With 105 reviews (as of this writing), Amazon has 69 positive 5-star ratings for this radio and most of the rest being 4-star ratings.

The WR-11 has a built-in AM/FM tuner that is loud, but not all that crisp, especially at higher volume levels. I hooked it up on Christmas and tuned into a few favorite stations that I haven’t listened to in years such as 106.7 Lite FM (Christmas music all day, every day since Thanksgiving) and Z100 and noticed that there is significant distortion at higher volumes. As with the many reviewers on Amazon, I have to agree that the bass is a bit much as well.

Tuning into stations is as easy as turning the huge knob, and the veneered wood is absolutely beautiful. It isn’t the best-sounding radio in the world and it isn’t a Tivoli, but that’s alright because it works for what I’ll be using it for – I’m not one to blast up the radio anyway.

Aside from its radio functions, it can act as a speaker for other devices, but here’s where things take a downward turn. For radio, a mono speaker is passable, but for piping in your tunes from an iPhone, MP3 player or even your computer, it’s quite awful. Audio comes out muffled and you quickly find yourself switching it off and begging for stereo channel speakers again. Even an iPhone 4′s speakers pump out clearer audio.
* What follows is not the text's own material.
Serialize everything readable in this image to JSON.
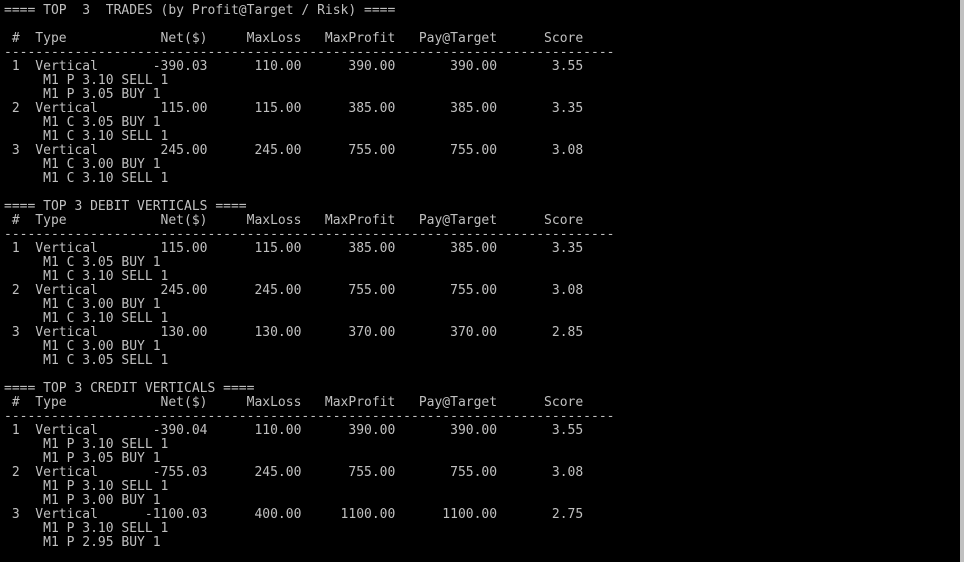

Back to the loud bass – had the WR-11 been built with stereo speaker, the loud bass might not be so bad, but since it’s not, it’s more of a hindrance than a benefit.

You don’t really appreciate music until you knock it down to mono and suck all the quality out of your favorite songs. Even with music encoded at high bitrates, the music still pipes out with crappy mono.
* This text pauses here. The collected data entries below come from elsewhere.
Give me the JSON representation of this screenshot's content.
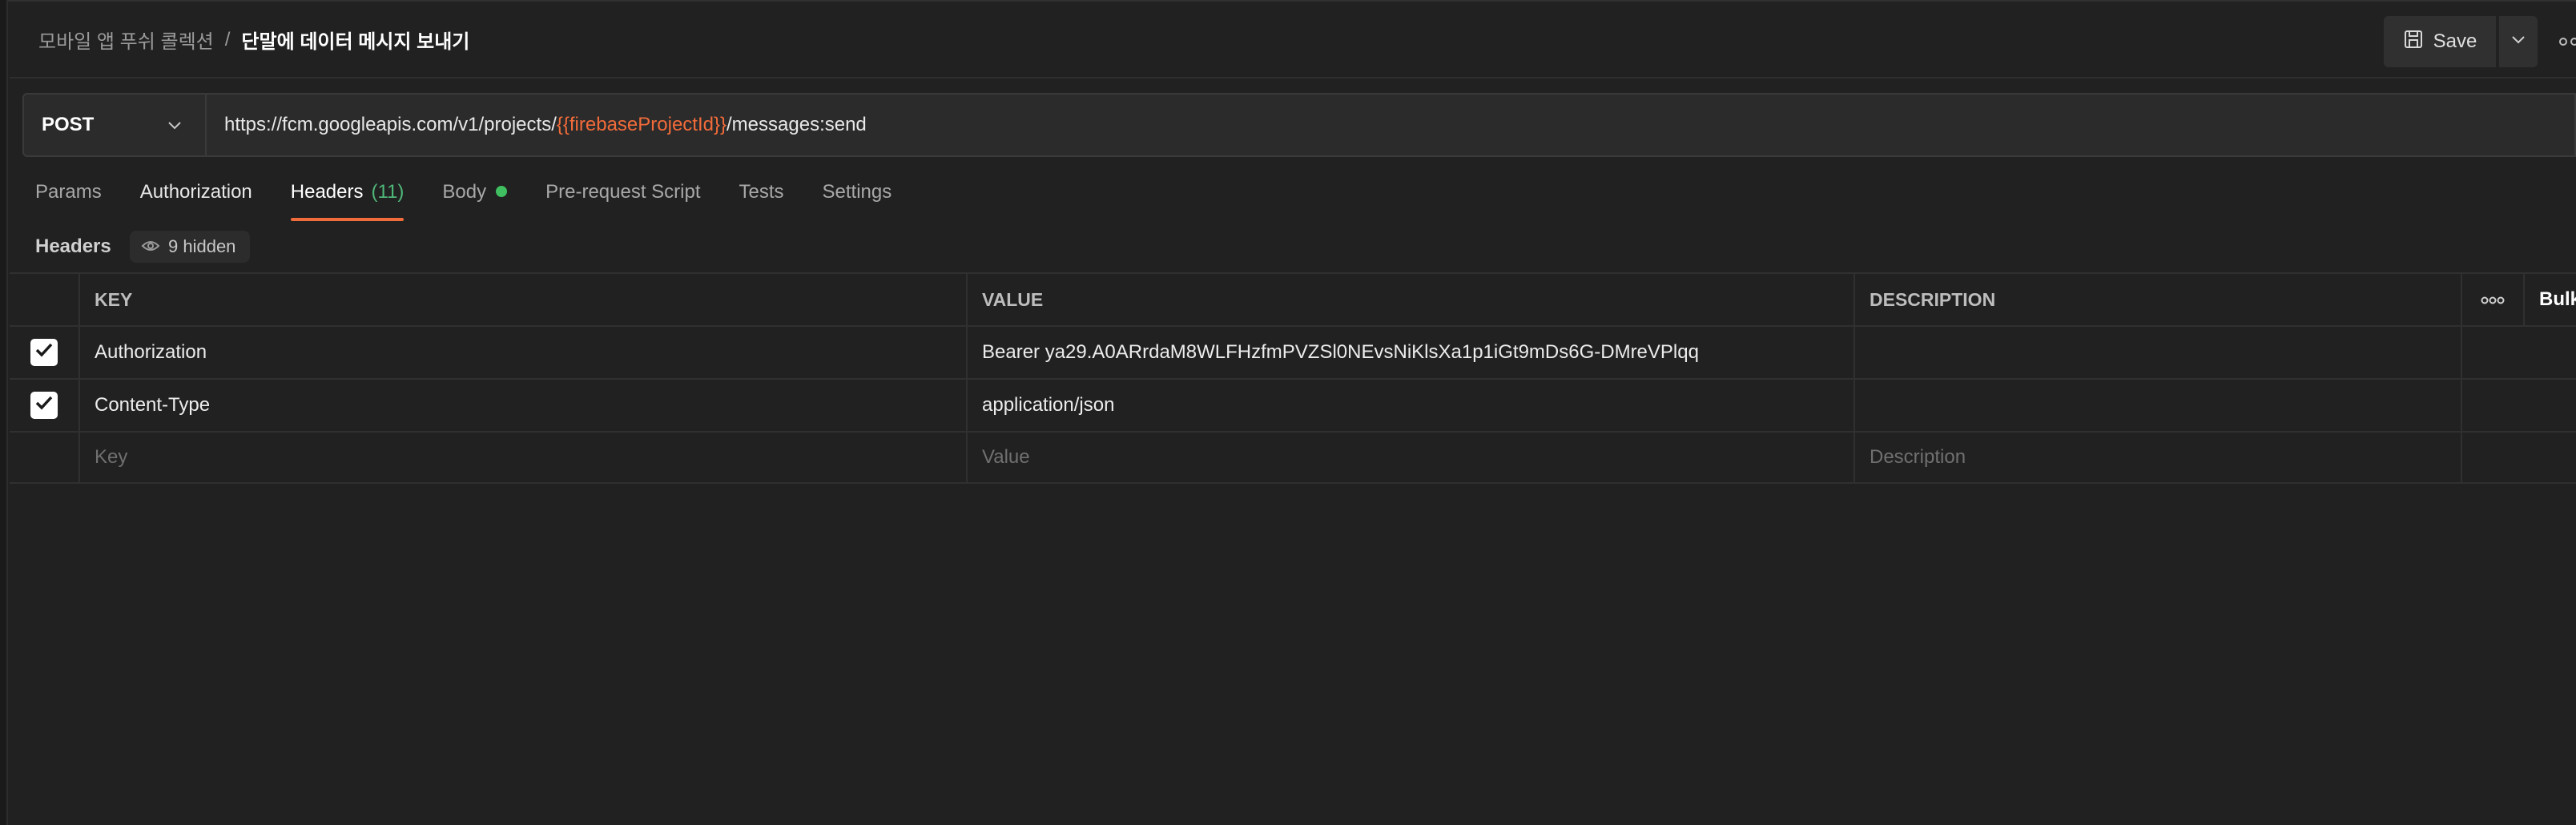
{
  "breadcrumb": {
    "parent": "모바일 앱 푸쉬 콜렉션",
    "separator": "/",
    "current": "단말에 데이터 메시지 보내기"
  },
  "toolbar": {
    "save_label": "Save"
  },
  "request": {
    "method": "POST",
    "url_prefix": "https://fcm.googleapis.com/v1/projects/",
    "url_variable": "{{firebaseProjectId}}",
    "url_suffix": "/messages:send"
  },
  "tabs": [
    {
      "label": "Params"
    },
    {
      "label": "Authorization"
    },
    {
      "label": "Headers",
      "count": "(11)"
    },
    {
      "label": "Body"
    },
    {
      "label": "Pre-request Script"
    },
    {
      "label": "Tests"
    },
    {
      "label": "Settings"
    }
  ],
  "headers_section": {
    "title": "Headers",
    "hidden_label": "9 hidden"
  },
  "table": {
    "columns": {
      "key": "KEY",
      "value": "VALUE",
      "description": "DESCRIPTION",
      "bulk": "Bulk"
    },
    "rows": [
      {
        "checked": true,
        "key": "Authorization",
        "value": "Bearer ya29.A0ARrdaM8WLFHzfmPVZSl0NEvsNiKlsXa1p1iGt9mDs6G-DMreVPlqq",
        "description": ""
      },
      {
        "checked": true,
        "key": "Content-Type",
        "value": "application/json",
        "description": ""
      }
    ],
    "placeholders": {
      "key": "Key",
      "value": "Value",
      "description": "Description"
    }
  },
  "colors": {
    "accent": "#f26b3a",
    "count_green": "#4fb77a",
    "dot_green": "#3fbf5f",
    "background": "#212121"
  },
  "icons": [
    "save-icon",
    "chevron-down-icon",
    "more-horizontal-icon",
    "eye-icon",
    "checkbox-checked-icon"
  ]
}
Normally, the radio sells for about $140 on Amazon, but it’s on sale for $80 (as of this writing).

Verdict: I wouldn’t recommend buying the Sangean WR-11 for the most part, unless you’re buying it for someone who just needs a decent AM/FM radio for whatever reason – maybe grandma or grandpa (but why not upgrade them to the 21st century?). It falls short of being a great piece of audio kit simply because it only packs a mono speaker, which screws its bass up, and the audio-in is pretty awful on the ears.

Since I received the WR-11 as a gift from a very special person and I do love its retro looks, I’m keeping it. Is it worth your $140? No way. $80? That’s a little better, but I’d say if it doesn’t sell for $50 or under, you’re getting ripped off.
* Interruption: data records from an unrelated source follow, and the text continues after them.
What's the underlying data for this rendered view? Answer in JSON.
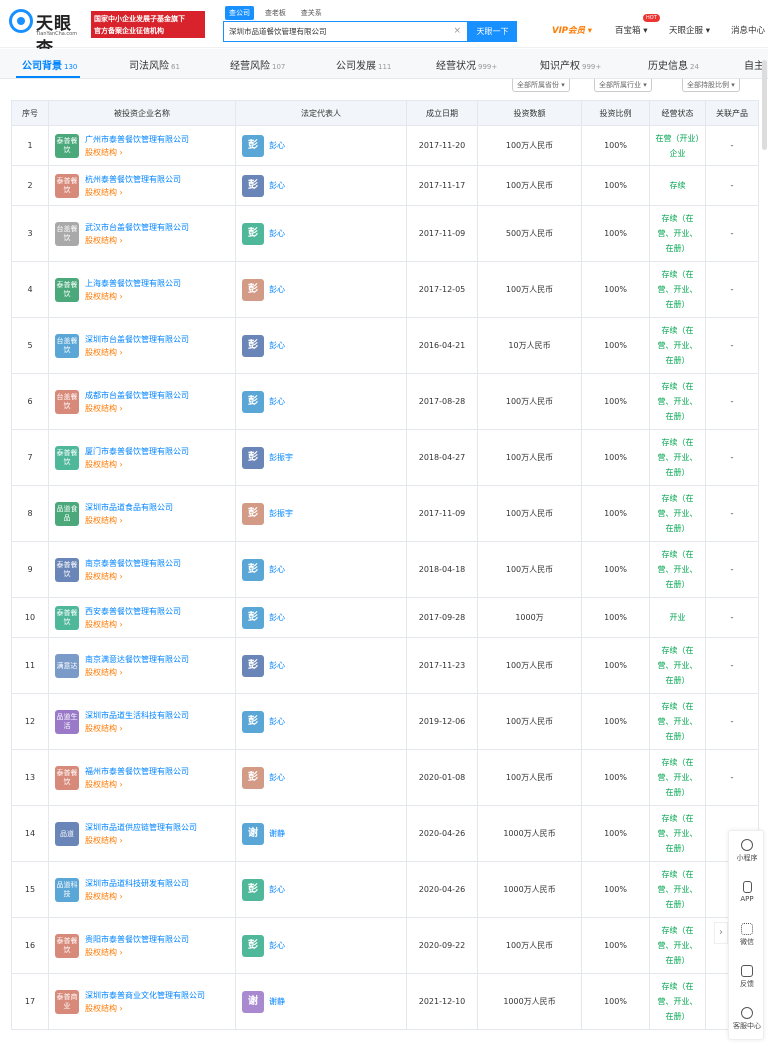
{
  "header": {
    "logo_zh": "天眼查",
    "logo_en": "TianYanCha.com",
    "banner_line1": "国家中小企业发展子基金旗下",
    "banner_line2": "官方备案企业征信机构",
    "search_tabs": [
      "查公司",
      "查老板",
      "查关系"
    ],
    "search_value": "深圳市品道餐饮管理有限公司",
    "search_button": "天眼一下",
    "vip": "VIP会员",
    "vip_caret": "▾",
    "baibao": "百宝箱",
    "hot": "HOT",
    "enterprise": "天眼企服",
    "messages": "消息中心"
  },
  "tabs": [
    {
      "label": "公司背景",
      "count": "130"
    },
    {
      "label": "司法风险",
      "count": "61"
    },
    {
      "label": "经营风险",
      "count": "107"
    },
    {
      "label": "公司发展",
      "count": "111"
    },
    {
      "label": "经营状况",
      "count": "999+"
    },
    {
      "label": "知识产权",
      "count": "999+"
    },
    {
      "label": "历史信息",
      "count": "24"
    },
    {
      "label": "自主",
      "count": ""
    }
  ],
  "filters": [
    "全部所属省份 ▾",
    "全部所属行业 ▾",
    "全部持股比例 ▾"
  ],
  "table": {
    "headers": [
      "序号",
      "被投资企业名称",
      "法定代表人",
      "成立日期",
      "投资数额",
      "投资比例",
      "经营状态",
      "关联产品"
    ],
    "equity_label": "股权结构 ›",
    "rows": [
      {
        "no": "1",
        "logo": "泰普餐饮",
        "logo_color": "#4aa87a",
        "name": "广州市泰普餐饮管理有限公司",
        "rep_char": "彭",
        "rep_color": "#5aa6d6",
        "rep": "彭心",
        "date": "2017-11-20",
        "amount": "100万人民币",
        "ratio": "100%",
        "status": "在营（开业）企业",
        "product": "-"
      },
      {
        "no": "2",
        "logo": "泰普餐饮",
        "logo_color": "#d88a7a",
        "name": "杭州泰普餐饮管理有限公司",
        "rep_char": "彭",
        "rep_color": "#6a86b8",
        "rep": "彭心",
        "date": "2017-11-17",
        "amount": "100万人民币",
        "ratio": "100%",
        "status": "存续",
        "product": "-"
      },
      {
        "no": "3",
        "logo": "台盖餐饮",
        "logo_color": "#a9a9a9",
        "name": "武汉市台盖餐饮管理有限公司",
        "rep_char": "彭",
        "rep_color": "#4fb89a",
        "rep": "彭心",
        "date": "2017-11-09",
        "amount": "500万人民币",
        "ratio": "100%",
        "status": "存续（在营、开业、在册）",
        "product": "-"
      },
      {
        "no": "4",
        "logo": "泰普餐饮",
        "logo_color": "#4aa87a",
        "name": "上海泰普餐饮管理有限公司",
        "rep_char": "彭",
        "rep_color": "#d39a86",
        "rep": "彭心",
        "date": "2017-12-05",
        "amount": "100万人民币",
        "ratio": "100%",
        "status": "存续（在营、开业、在册）",
        "product": "-"
      },
      {
        "no": "5",
        "logo": "台盖餐饮",
        "logo_color": "#5aa6d6",
        "name": "深圳市台盖餐饮管理有限公司",
        "rep_char": "彭",
        "rep_color": "#6a86b8",
        "rep": "彭心",
        "date": "2016-04-21",
        "amount": "10万人民币",
        "ratio": "100%",
        "status": "存续（在营、开业、在册）",
        "product": "-"
      },
      {
        "no": "6",
        "logo": "台盖餐饮",
        "logo_color": "#d88a7a",
        "name": "成都市台盖餐饮管理有限公司",
        "rep_char": "彭",
        "rep_color": "#5aa6d6",
        "rep": "彭心",
        "date": "2017-08-28",
        "amount": "100万人民币",
        "ratio": "100%",
        "status": "存续（在营、开业、在册）",
        "product": "-"
      },
      {
        "no": "7",
        "logo": "泰普餐饮",
        "logo_color": "#4fb89a",
        "name": "厦门市泰普餐饮管理有限公司",
        "rep_char": "彭",
        "rep_color": "#6a86b8",
        "rep": "彭振宇",
        "date": "2018-04-27",
        "amount": "100万人民币",
        "ratio": "100%",
        "status": "存续（在营、开业、在册）",
        "product": "-"
      },
      {
        "no": "8",
        "logo": "品道食品",
        "logo_color": "#4aa87a",
        "name": "深圳市品道食品有限公司",
        "rep_char": "彭",
        "rep_color": "#d39a86",
        "rep": "彭振宇",
        "date": "2017-11-09",
        "amount": "100万人民币",
        "ratio": "100%",
        "status": "存续（在营、开业、在册）",
        "product": "-"
      },
      {
        "no": "9",
        "logo": "泰普餐饮",
        "logo_color": "#6a86b8",
        "name": "南京泰普餐饮管理有限公司",
        "rep_char": "彭",
        "rep_color": "#5aa6d6",
        "rep": "彭心",
        "date": "2018-04-18",
        "amount": "100万人民币",
        "ratio": "100%",
        "status": "存续（在营、开业、在册）",
        "product": "-"
      },
      {
        "no": "10",
        "logo": "泰普餐饮",
        "logo_color": "#4fb89a",
        "name": "西安泰普餐饮管理有限公司",
        "rep_char": "彭",
        "rep_color": "#5aa6d6",
        "rep": "彭心",
        "date": "2017-09-28",
        "amount": "1000万",
        "ratio": "100%",
        "status": "开业",
        "product": "-"
      },
      {
        "no": "11",
        "logo": "满意达",
        "logo_color": "#7a9ac8",
        "name": "南京满意达餐饮管理有限公司",
        "rep_char": "彭",
        "rep_color": "#6a86b8",
        "rep": "彭心",
        "date": "2017-11-23",
        "amount": "100万人民币",
        "ratio": "100%",
        "status": "存续（在营、开业、在册）",
        "product": "-"
      },
      {
        "no": "12",
        "logo": "品道生活",
        "logo_color": "#9a7ac8",
        "name": "深圳市品道生活科技有限公司",
        "rep_char": "彭",
        "rep_color": "#5aa6d6",
        "rep": "彭心",
        "date": "2019-12-06",
        "amount": "100万人民币",
        "ratio": "100%",
        "status": "存续（在营、开业、在册）",
        "product": "-"
      },
      {
        "no": "13",
        "logo": "泰普餐饮",
        "logo_color": "#d88a7a",
        "name": "福州市泰普餐饮管理有限公司",
        "rep_char": "彭",
        "rep_color": "#d39a86",
        "rep": "彭心",
        "date": "2020-01-08",
        "amount": "100万人民币",
        "ratio": "100%",
        "status": "存续（在营、开业、在册）",
        "product": "-"
      },
      {
        "no": "14",
        "logo": "品道",
        "logo_color": "#6a86b8",
        "name": "深圳市品道供应链管理有限公司",
        "rep_char": "谢",
        "rep_color": "#5aa6d6",
        "rep": "谢静",
        "date": "2020-04-26",
        "amount": "1000万人民币",
        "ratio": "100%",
        "status": "存续（在营、开业、在册）",
        "product": "-"
      },
      {
        "no": "15",
        "logo": "品道科技",
        "logo_color": "#5aa6d6",
        "name": "深圳市品道科技研发有限公司",
        "rep_char": "彭",
        "rep_color": "#4fb89a",
        "rep": "彭心",
        "date": "2020-04-26",
        "amount": "1000万人民币",
        "ratio": "100%",
        "status": "存续（在营、开业、在册）",
        "product": "-"
      },
      {
        "no": "16",
        "logo": "泰普餐饮",
        "logo_color": "#d88a7a",
        "name": "贵阳市泰普餐饮管理有限公司",
        "rep_char": "彭",
        "rep_color": "#4fb89a",
        "rep": "彭心",
        "date": "2020-09-22",
        "amount": "100万人民币",
        "ratio": "100%",
        "status": "存续（在营、开业、在册）",
        "product": "-"
      },
      {
        "no": "17",
        "logo": "泰普商业",
        "logo_color": "#d88a7a",
        "name": "深圳市泰普商业文化管理有限公司",
        "rep_char": "谢",
        "rep_color": "#a98ad0",
        "rep": "谢静",
        "date": "2021-12-10",
        "amount": "1000万人民币",
        "ratio": "100%",
        "status": "存续（在营、开业、在册）",
        "product": "-"
      }
    ]
  },
  "side_panel": [
    {
      "label": "小程序",
      "icon": "mini-program-icon"
    },
    {
      "label": "APP",
      "icon": "phone-icon"
    },
    {
      "label": "微信",
      "icon": "qrcode-icon"
    },
    {
      "label": "反馈",
      "icon": "feedback-icon"
    },
    {
      "label": "客服中心",
      "icon": "customer-service-icon"
    }
  ],
  "side_arrow": "›"
}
^ I can’t fault the radio for its wooden looks. It’s as good as in these photos.

^ Here you can see all the ports. Lots to love here.

^ It’s not wireless my friend. You will need to have this thing jacked into a wall outlet. One day we’ll have wireless for powerful gadgets and this will look silly.

^ Little raised nubs to keep the wood radio slightly off the surface.

^ I read reviews about the volume and tuner knobs slipping, but my unit didn’t seem to have that problem.

^ Here it is, the lovely face of the WR-11. I really do love how it glows green.

^ I kind of like that cheesy sticker on the speaker. I’ll probably keep it on there. It adds to the reto styling.

^ Of course, the box also comes with all the necessary cables and sockets dongles and stuff. I don’t think I’ll get much mileage out of these, as I’m sticking to radio.